Keeping Weekends Sacred: The Secret to a Happy Monday
Sunday, September 13th, 2009Ah- its the WEEKEND!!! A time to relax, do the things you want to do, and NOT WORK. I know this is hard, but I am a convert to the “not working on the weekends” crowd. I used to spend weekends interspersing checking and answering emails and trying to get “caught up” with family time and so-called relaxing. What I learned was that on Monday morning I was neither “caught up” nor “relaxed”. In fact, I was often more frazzled than when I walked in the door on Friday evening, so I changed some things, and I, my work, and my family are far better off for it. First, the things I’ve learned:
• The work will still be there on Monday. It’s not as if not working on the weekend will somehow remove your opportunity to pick up where you left off on Friday.
• “Caught up” is a myth. There is always something else I can do, and what I do is meet deadlines through careful planning, not through working on the weekends.
• There are no true emergencies in my job. I am not a firefighter, physician, or hostage negotiator. Honestly, nothing is truly an emergency.
• I will not be on my deathbed saying “I wish I’d spent more time in the lab/office.” Getting to the age where more and more of my friends are dying or becoming ill has been a real wake-up call for spending time with the people I love, who, frankly, are not at work.

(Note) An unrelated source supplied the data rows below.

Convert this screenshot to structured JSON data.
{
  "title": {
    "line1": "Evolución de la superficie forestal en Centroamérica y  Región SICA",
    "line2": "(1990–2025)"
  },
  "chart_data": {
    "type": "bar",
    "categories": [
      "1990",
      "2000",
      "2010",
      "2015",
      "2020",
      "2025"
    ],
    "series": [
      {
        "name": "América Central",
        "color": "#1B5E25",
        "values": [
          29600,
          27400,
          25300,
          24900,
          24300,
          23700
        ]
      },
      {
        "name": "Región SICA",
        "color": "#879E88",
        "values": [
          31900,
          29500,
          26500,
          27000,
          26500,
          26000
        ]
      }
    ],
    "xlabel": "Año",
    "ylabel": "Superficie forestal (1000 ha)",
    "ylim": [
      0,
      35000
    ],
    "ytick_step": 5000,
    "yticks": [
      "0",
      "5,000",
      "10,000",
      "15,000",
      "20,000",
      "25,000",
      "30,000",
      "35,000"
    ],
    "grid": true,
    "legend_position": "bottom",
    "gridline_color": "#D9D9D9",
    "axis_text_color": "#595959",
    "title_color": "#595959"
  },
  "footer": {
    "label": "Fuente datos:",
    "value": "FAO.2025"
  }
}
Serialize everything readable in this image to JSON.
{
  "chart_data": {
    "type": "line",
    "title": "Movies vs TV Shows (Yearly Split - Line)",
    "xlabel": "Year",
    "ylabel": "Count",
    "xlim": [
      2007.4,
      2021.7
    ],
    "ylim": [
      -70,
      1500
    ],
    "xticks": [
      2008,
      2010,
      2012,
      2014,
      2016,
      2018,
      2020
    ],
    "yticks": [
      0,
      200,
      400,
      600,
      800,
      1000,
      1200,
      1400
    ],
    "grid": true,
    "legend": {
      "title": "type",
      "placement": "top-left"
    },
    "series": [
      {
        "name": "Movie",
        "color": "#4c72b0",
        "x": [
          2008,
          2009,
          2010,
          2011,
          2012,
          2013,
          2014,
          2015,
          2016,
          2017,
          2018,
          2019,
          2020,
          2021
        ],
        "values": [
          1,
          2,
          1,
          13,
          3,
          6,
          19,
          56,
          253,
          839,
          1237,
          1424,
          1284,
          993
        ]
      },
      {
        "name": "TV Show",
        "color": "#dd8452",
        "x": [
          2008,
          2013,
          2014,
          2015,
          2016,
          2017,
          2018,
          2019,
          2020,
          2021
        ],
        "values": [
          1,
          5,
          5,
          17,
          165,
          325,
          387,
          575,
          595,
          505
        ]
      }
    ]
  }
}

So what do I do to create and maintain the sacredness of my weekend? Well, I’ve set and hold some very firm boundaries and have set some goals for my personal life just as I have for my professional life. Here are some suggestions that I’ve found helpful:
1. Simply do not do email or work phone calls in the evening or on weekends. Period. The trick here is to communicate this to the people you work with to manage their expectations, especially if this is a change. Just let people know that due to family or personal obligations, you are unavailable for email and phone calls after hours and on weekends.
2. Set goals in your personal life just like you do in your professional life. If you set a goal of completing a training or publishing a book or paper or getting a promotion at work, you plan for it and work for it, right? Do the same thing in your personal life. I set a goal of learning to play tennis, partly for exercise and social activities, and partly so I can play with my daughter. I’m taking steps to meet that goal just as I set and take steps to accomplish things at work.
3. Schedule dates with yourself and other people for non-work activities. Just as you make appointments for work items or events, create calendar entries for personal and family time and activities. Plans are easier to break in favor of work if you do not have an appointment or firm commitment- seeing the date on the calendar can help make the event real and harder to skip in favor of work.
4. Use technology boundaries to separate your work and your life. Maybe it would be helpful to create different computer, email, and instant messaging accounts for personal versus professional activities, as well as separate electronic and paper calendars.
5. Decide on what you will consistently say “no” to: Figure out what kinds of work activities that may cut into your “real life” are worth saying yes to and which ones you’ll say no to. For example, I do a number of invited speaking gigs, and although I am always glad to spend the whole day with the group who invited me, I always decline dinner invitations, as that is prime family/kid/homework time, and I need to be a Mom in the evenings. Likewise, I do a minimum of traveling, and am very careful to choose only conferences that are really worth it professionally; I say no to at least 80% of what I could go to or am invited to.
It was a little tough to commit to and set others’ expectations for these changes in my boundaries, but now that I’ve done it, I find that I return to work on Monday rested, more effective in taking on my work, relaxed, and fulfilled from spending some time with my family and myself. My tennis game still stinks, but that will get better.